Gwyn Madsen told CBS that the mesh “felt like a cheese grater inside of me.”
Ms. Madsen said she suffered pain which left her barely able to sit or play with her children. She said, “It felt like the material was pulling on the muscles and I’d get shooting pains. You almost felt like there was something inside of you that was like sandpaper back and forth, every time you’d walk.”
Boston Scientific, which lost a $73 million verdict over one of its TVM products following a 2016 trial in Texas, has fought allegations like Ms. Madsen’s for years. The company told CBS: “Nearly one million women have been successfully treated. (We) have extensively tested the [plastic] resin to confirm its composition, safety and performance.”
100,000 Women suing over Gynecological Mesh
The American Urogynecological Society – which has embraced the plastic mesh because it is easier to apply than the gold standard suture method for repairing POP or SUI – has also claimed plastic mesh is “safe and effective.” Many doctors, however, disagree.

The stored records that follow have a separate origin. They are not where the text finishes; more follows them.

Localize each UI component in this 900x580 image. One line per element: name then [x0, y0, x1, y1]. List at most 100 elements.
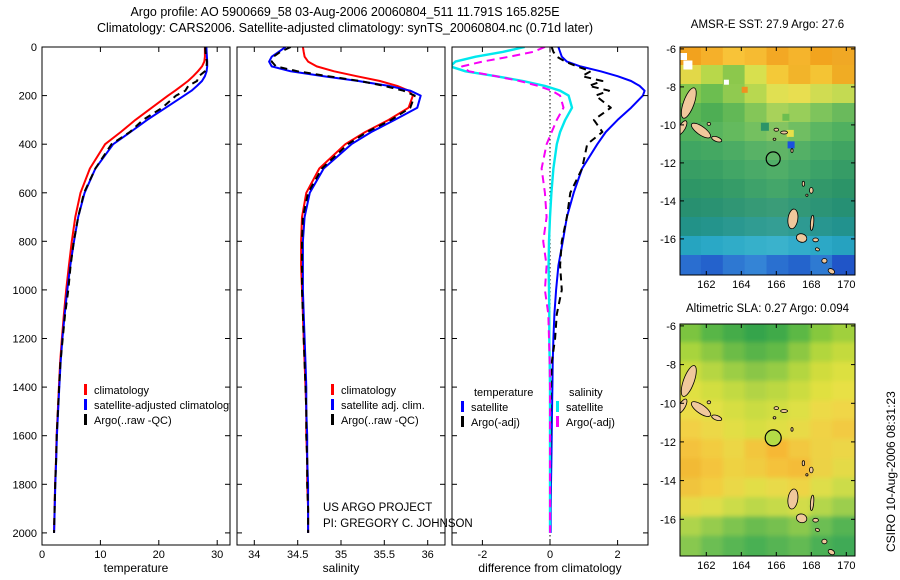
- island: [814, 247, 820, 252]
- x-tick-label: 10: [94, 549, 106, 561]
- x-tick-label: 2: [615, 549, 621, 561]
- plot-box: [236, 46, 446, 546]
- data-pixel: [723, 79, 729, 85]
- island: [795, 233, 808, 243]
- figure-title-line2: Climatology: CARS2006. Satellite-adjuste…: [96, 21, 594, 35]
- legend-marker-icon: [331, 414, 334, 425]
- legend-diff-salinity: salinity satellite Argo(-adj): [556, 386, 615, 431]
- map-y-tick-label: -10: [660, 398, 676, 410]
- map-x-tick-label: 170: [837, 279, 855, 291]
- project-credit: US ARGO PROJECT PI: GREGORY C. JOHNSON: [323, 501, 473, 532]
- x-tick-label: 0: [547, 549, 553, 561]
- x-tick-label: 34.5: [287, 549, 308, 561]
- map-y-tick-label: -10: [660, 120, 676, 132]
- x-tick-label: 0: [39, 549, 45, 561]
- map-y-tick-label: -14: [660, 196, 676, 208]
- map-y-tick-label: -6: [666, 44, 676, 56]
- y-tick-label: 600: [19, 188, 37, 200]
- island: [680, 398, 688, 414]
- legend-label: Argo(..raw -QC): [341, 415, 419, 427]
- x-tick-label: 36: [422, 549, 434, 561]
- island: [801, 460, 806, 467]
- xaxis-label-salinity: salinity: [322, 561, 360, 575]
- series-satellite-adjusted-climatology: [268, 47, 422, 533]
- map-y-tick-label: -16: [660, 514, 676, 526]
- island: [809, 494, 815, 511]
- map-x-tick-label: 168: [802, 560, 820, 572]
- y-tick-label: 0: [31, 42, 37, 54]
- series-salinity-argo: [461, 47, 565, 533]
- legend-label: Argo(-adj): [566, 417, 615, 429]
- legend-diff-temperature: temperature satellite Argo(-adj): [461, 386, 533, 431]
- island: [814, 527, 820, 532]
- island: [805, 473, 809, 477]
- csiro-credit: CSIRO 10-Aug-2006 08:31:23: [884, 391, 898, 552]
- legend-marker-icon: [84, 414, 87, 425]
- island: [680, 87, 697, 119]
- island: [780, 130, 788, 135]
- y-tick-label: 1600: [13, 431, 37, 443]
- data-pixel: [787, 141, 795, 149]
- map-box: [679, 323, 856, 557]
- x-tick-label: 34: [248, 549, 260, 561]
- argo-float-marker: [765, 151, 781, 167]
- legend-item: Argo(..raw -QC): [331, 414, 451, 429]
- legend-label: climatology: [94, 385, 150, 397]
- legend-item: satellite adj. clim.: [331, 399, 451, 414]
- legend-label: Argo(-adj): [471, 417, 520, 429]
- map-x-tick-label: 162: [697, 279, 715, 291]
- island: [790, 427, 794, 432]
- island: [809, 466, 814, 474]
- x-tick-label: 20: [153, 549, 165, 561]
- island: [690, 401, 712, 417]
- y-tick-label: 1000: [13, 285, 37, 297]
- legend-item: satellite: [461, 401, 533, 416]
- legend-item: satellite: [556, 401, 615, 416]
- x-tick-label: 35.5: [374, 549, 395, 561]
- y-tick-label: 200: [19, 91, 37, 103]
- map-x-tick-label: 166: [767, 560, 785, 572]
- data-pixel: [782, 113, 790, 121]
- project-line1: US ARGO PROJECT: [323, 502, 433, 514]
- island: [773, 127, 779, 132]
- legend-item: Argo(-adj): [461, 416, 533, 431]
- data-pixel: [683, 60, 693, 70]
- project-line2: PI: GREGORY C. JOHNSON: [323, 517, 473, 530]
- map-y-tick-label: -8: [666, 360, 676, 372]
- island: [827, 268, 836, 275]
- map-x-tick-label: 164: [732, 279, 750, 291]
- legend-marker-icon: [331, 399, 334, 410]
- island: [809, 187, 814, 194]
- series-argo-raw: [270, 47, 416, 533]
- legend-marker-icon: [556, 401, 559, 412]
- island: [812, 517, 819, 523]
- map-sst-title: AMSR-E SST: 27.9 Argo: 27.6: [690, 19, 845, 31]
- y-tick-label: 1200: [13, 334, 37, 346]
- island: [680, 120, 688, 136]
- y-tick-label: 1400: [13, 382, 37, 394]
- xaxis-label-temperature: temperature: [103, 561, 169, 575]
- island: [690, 122, 712, 139]
- legend-label: satellite: [471, 402, 509, 414]
- legend-marker-icon: [461, 401, 464, 412]
- map-x-tick-label: 164: [732, 560, 750, 572]
- island: [680, 365, 697, 397]
- island: [827, 549, 836, 556]
- legend-marker-icon: [331, 384, 334, 395]
- series-temperature-satellite: [549, 47, 646, 533]
- series-climatology: [53, 47, 206, 533]
- series-argo-raw: [53, 47, 208, 533]
- y-tick-label: 400: [19, 139, 37, 151]
- legend-marker-icon: [461, 416, 464, 427]
- legend-group-header: salinity: [569, 387, 603, 399]
- figure-title-line1: Argo profile: AO 5900669_58 03-Aug-2006 …: [130, 5, 560, 19]
- y-tick-label: 1800: [13, 479, 37, 491]
- sst-map-raster: [680, 47, 855, 275]
- island: [711, 414, 723, 422]
- island: [773, 406, 779, 411]
- data-pixel: [760, 122, 769, 131]
- island: [801, 180, 806, 187]
- y-tick-label: 2000: [13, 528, 37, 540]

Dr. Michael Margolis testified for the woman who won a $73 million verdict in the Texas case. He told CBS that the women’s mesh causes a chronic inflammatory reaction. He has removed more than 350 mesh implants.
“The slings I’ve removed are substantially altered in their architecture,” Dr. Margolis told CBS. “They are shrunk by at least 50% in width. They are encased in scar tissue. The pores [in the mesh] shrunk substantially.”

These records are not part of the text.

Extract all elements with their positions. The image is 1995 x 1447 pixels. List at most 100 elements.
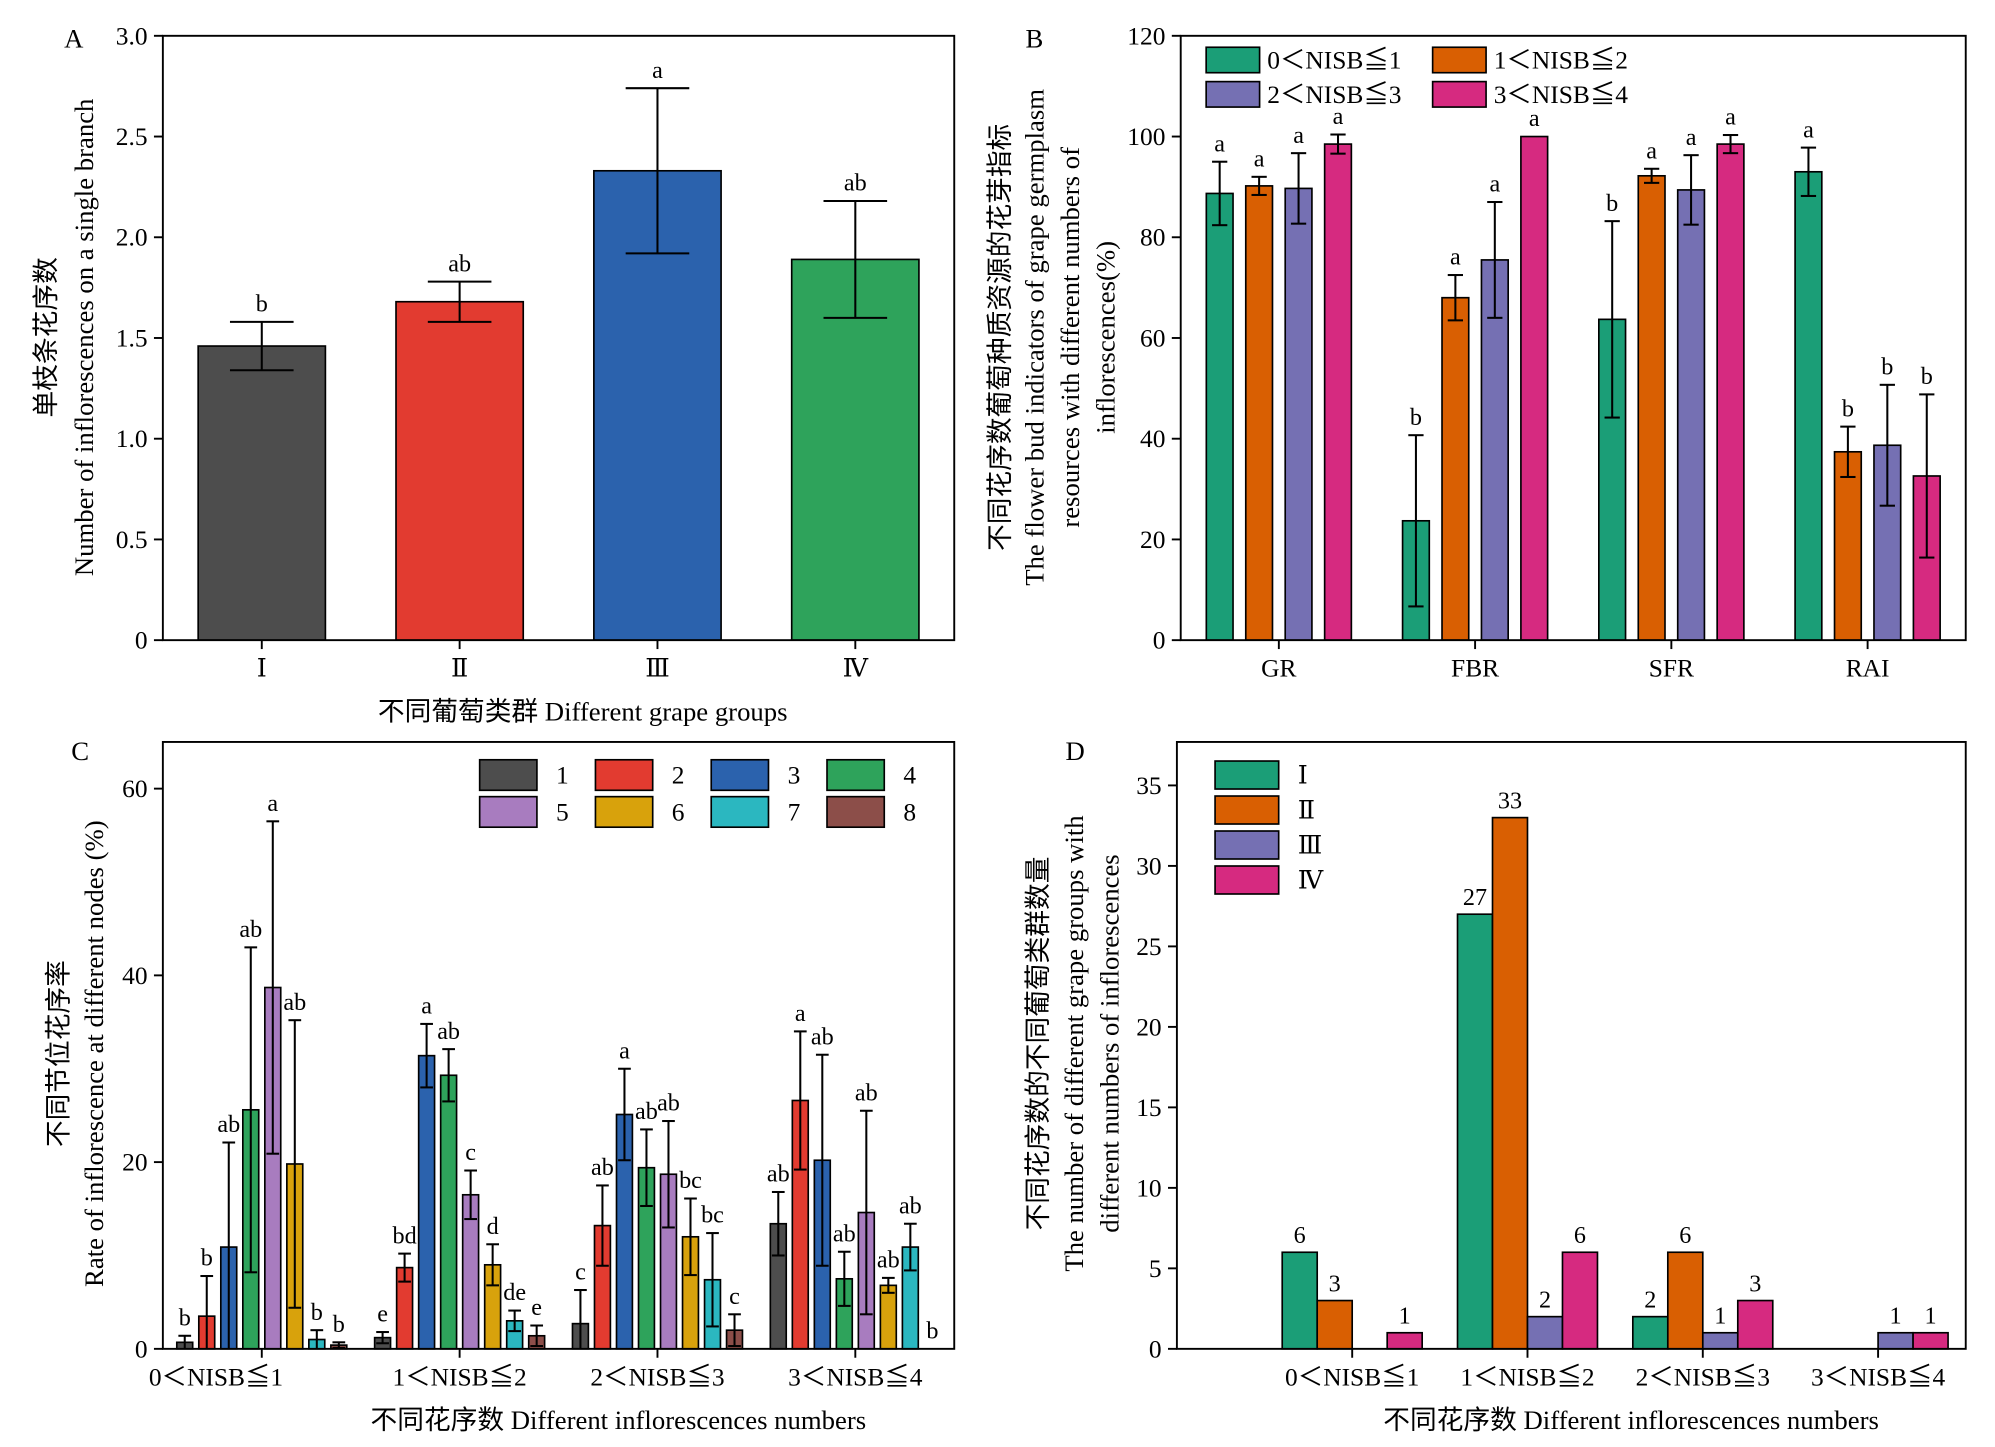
y-tick-label: 20 bbox=[1136, 1012, 1161, 1041]
x-tick-label: SFR bbox=[1649, 654, 1694, 683]
x-tick-label: Ⅲ bbox=[645, 654, 670, 683]
plot-frame bbox=[1175, 740, 1967, 1350]
y-tick-label: 40 bbox=[122, 961, 147, 990]
x-tick-label: 2＜NISB≦3 bbox=[590, 1362, 724, 1391]
x-tick-label: Ⅰ bbox=[257, 654, 267, 683]
bar bbox=[1877, 1331, 1914, 1350]
significance-letter: a bbox=[267, 790, 278, 817]
legend-swatch bbox=[1431, 80, 1487, 108]
legend-label: 8 bbox=[903, 797, 916, 826]
significance-letter: de bbox=[503, 1279, 526, 1306]
significance-letter: b bbox=[1410, 404, 1422, 431]
bar bbox=[1284, 187, 1313, 641]
y-tick-label: 2.5 bbox=[116, 122, 148, 151]
panel-label: D bbox=[1065, 736, 1084, 766]
significance-letter: c bbox=[465, 1139, 476, 1166]
bar bbox=[1205, 192, 1234, 641]
legend-label: 2 bbox=[672, 761, 685, 790]
legend-swatch bbox=[478, 795, 538, 829]
legend-label: Ⅰ bbox=[1298, 761, 1308, 790]
panel-label: A bbox=[64, 23, 84, 53]
significance-letter: b bbox=[256, 291, 268, 318]
significance-letter: ab bbox=[217, 1111, 240, 1138]
bar bbox=[1631, 1315, 1669, 1350]
y-tick-label: 20 bbox=[1140, 525, 1165, 554]
significance-letter: b bbox=[1606, 190, 1618, 217]
y-tick-label: 15 bbox=[1136, 1093, 1161, 1122]
bar bbox=[1244, 185, 1274, 641]
legend-label: 2＜NISB≦3 bbox=[1267, 80, 1401, 109]
bar bbox=[1491, 816, 1529, 1350]
value-label: 3 bbox=[1329, 1271, 1341, 1298]
value-label: 6 bbox=[1574, 1222, 1586, 1249]
x-axis-label: 不同花序数 Different inflorescences numbers bbox=[371, 1405, 867, 1435]
panel-label: B bbox=[1025, 23, 1043, 53]
panel-b: B 0 20 40 60 80 100 120 GR FBR SFR RAI 不同花序数葡萄种质资源的花… bbox=[985, 21, 1967, 683]
legend-label: 7 bbox=[788, 797, 801, 826]
bar bbox=[417, 1054, 436, 1350]
y-tick-label: 120 bbox=[1127, 21, 1165, 50]
significance-letter: b bbox=[1842, 395, 1854, 422]
bar bbox=[1526, 1315, 1564, 1350]
y-axis-label: The number of different grape groups wit… bbox=[1059, 815, 1089, 1271]
y-tick-label: 80 bbox=[1140, 223, 1165, 252]
x-tick-label: GR bbox=[1261, 654, 1296, 683]
significance-letter: b bbox=[1921, 363, 1933, 390]
value-label: 1 bbox=[1399, 1303, 1411, 1330]
bar bbox=[1441, 296, 1470, 641]
significance-letter: bd bbox=[393, 1222, 417, 1249]
value-label: 6 bbox=[1679, 1222, 1691, 1249]
significance-letter: a bbox=[1254, 146, 1265, 173]
significance-letter: a bbox=[1725, 104, 1736, 131]
y-tick-label: 25 bbox=[1136, 932, 1161, 961]
legend-item: 5 bbox=[478, 795, 569, 829]
legend-swatch bbox=[710, 758, 770, 792]
y-axis-label: Number of inflorescences on a single bra… bbox=[69, 99, 99, 577]
x-tick-label: FBR bbox=[1451, 654, 1499, 683]
significance-letter: ab bbox=[239, 916, 262, 943]
y-tick-label: 0 bbox=[135, 626, 148, 655]
legend-item: Ⅱ bbox=[1214, 795, 1315, 825]
legend: Ⅰ Ⅱ Ⅲ Ⅳ bbox=[1214, 760, 1324, 895]
x-tick-label: RAI bbox=[1846, 654, 1890, 683]
bar bbox=[790, 258, 920, 641]
y-tick-label: 0.5 bbox=[116, 525, 148, 554]
y-tick-label: 35 bbox=[1136, 771, 1161, 800]
significance-letter: b bbox=[333, 1311, 345, 1338]
significance-letter: a bbox=[1803, 116, 1814, 143]
bar bbox=[1561, 1251, 1599, 1350]
value-label: 2 bbox=[1644, 1287, 1656, 1314]
legend-label: 1＜NISB≦2 bbox=[1494, 45, 1628, 74]
significance-letter: b bbox=[926, 1318, 938, 1345]
y-tick-label: 60 bbox=[1140, 323, 1165, 352]
legend-item: Ⅰ bbox=[1214, 760, 1308, 790]
significance-letter: bc bbox=[679, 1167, 702, 1194]
bar bbox=[1520, 135, 1549, 641]
bar bbox=[395, 300, 525, 641]
legend-item: Ⅳ bbox=[1214, 865, 1324, 895]
plot-frame bbox=[161, 34, 956, 642]
significance-letter: c bbox=[729, 1283, 740, 1310]
bar bbox=[1716, 143, 1745, 641]
legend-swatch bbox=[1205, 46, 1261, 74]
y-axis-label: Rate of inflorescence at different nodes… bbox=[79, 820, 109, 1287]
significance-letter: ab bbox=[855, 1079, 878, 1106]
y-axis-label: inflorescences(%) bbox=[1091, 241, 1121, 434]
significance-letter: a bbox=[652, 57, 663, 84]
significance-letter: a bbox=[795, 1000, 806, 1027]
legend-swatch bbox=[826, 795, 886, 829]
significance-letter: ab bbox=[437, 1018, 460, 1045]
legend-label: 5 bbox=[556, 797, 569, 826]
bar bbox=[1794, 170, 1823, 641]
panel-d: D 0 5 10 15 20 25 30 35 0＜NISB≦1 1＜NISB≦2 2＜NISB≦3 3… bbox=[1023, 736, 1967, 1435]
legend-label: 0＜NISB≦1 bbox=[1267, 45, 1401, 74]
y-tick-label: 1.5 bbox=[116, 323, 148, 352]
legend-label: 4 bbox=[903, 761, 916, 790]
significance-letter: a bbox=[1214, 130, 1225, 157]
x-axis-label: 不同葡萄类群 Different grape groups bbox=[378, 696, 788, 726]
legend-swatch bbox=[594, 758, 654, 792]
significance-letter: a bbox=[1450, 244, 1461, 271]
y-tick-label: 2.0 bbox=[116, 223, 148, 252]
x-tick-label: Ⅱ bbox=[451, 654, 468, 683]
significance-letter: e bbox=[377, 1301, 388, 1328]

Dr. Margolis showed CBS a mesh he removed which had been implanted. It had shrunk substantially, he said, had folded, contracted, embedded in scar tissue, and was choking off the woman’s urethra. He said it was half the size it had been upon implant.
Dr. Margolis told Scott Pelley the implant is “not supposed to change.”
Missing from the CBS story and interviews was the fact that Boston Scientific, as well as Johnson & Johnson (Ethicon, American Medical Systems (AMS), and Bard have all lost multi-million-dollar verdicts to women implanted with the companies’ transvaginal mesh products.
FDA: Serious Adverse Events “not rare”
The story did include the fact that the FDA has issued a damning report regarding TVM mesh. In 2011, the FDA said that it found mesh used to support organs after pregnancy had resulted in nearly 4,000 “reports of injury, death, and malfunction” and complications including “pain, infection, urinary problems, bleeding and organ perforation.” The FDA wrote that, “Serious adverse events are not rare.”
Indeed. At least 100,000 women would apparently agree with that statement.